La guerre d’Afghanistan, en écartant les investisseurs étrangers, a laissé le pays incapable de développer son potentiel en ressources naturelles et de construire des infrastructures efficaces. Mais dans une déclaration inédite du 29 novembre, les Talibans ont déclaré qu’ils étaient prêts à offrir leur protection pour les principaux projets gouvernementaux à travers le pays.

Les Talibans soulignent ainsi que leur combat est dirigé contre les forces étrangères et le gouvernement qu’elles supportent, mais en aucun cas contre la population elle-même. « L’Emirat Islamique ne soutient pas seulement tous les projets nationaux qui vont dans l’intérêt du peuple et résultent dans le développement de la nation, mais est également engagé pour les protéger » précise la déclaration. En se positionnant comme défenseurs du développement du pays, ils démontrent l’incapacité du gouvernement à assurer lui-même ce rôle.

Vers le déblocage du TAPI et le CASA-1000 ?

Outre ses implications dans la politique interne de l’Afghanistan, ce revirement pourrait bien être le début d’une nouvelle période des relations qu’entretient Kaboul avec ses voisins centrasiatiques et en premier lieu le Turkménistan ou le Tadjikistan dont l’une des priorités géostratégiques est de surmonter leur situation enclavée.

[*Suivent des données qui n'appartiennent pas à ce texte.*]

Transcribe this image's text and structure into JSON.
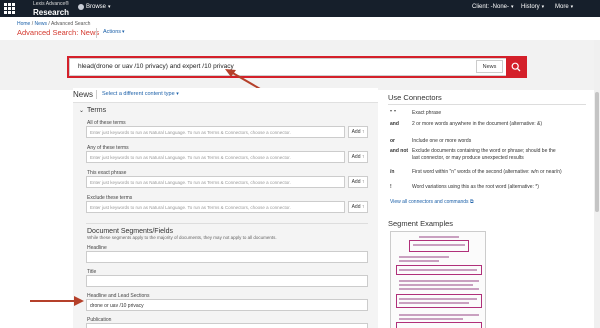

A cet effet, plusieurs projets sont censés liés l’Asie centrale à l’Afghanistan. Ceux-ci sont soutenus par les puissances étrangères –Etats-Unis, Chine ou Russie- pour lesquelles l’intégration régionale de l’Afghanistan est une prérequis essentiel à la stabilisation. Cependant, les risques liés à la situation militaire et politique du pays ont jusqu’ici empêché toute réalisation concrète.

Or, les Talibans ont dans leur communiqué expressément cité les deux principales initiatives. Tout d’abord, le TAPI, pipeline qui doit permettre au Turkménistan de fournir du gaz à l’Inde, à l’Afghanistan et au Pakistan, et ainsi de réduire sa dépendance économique à la Chine.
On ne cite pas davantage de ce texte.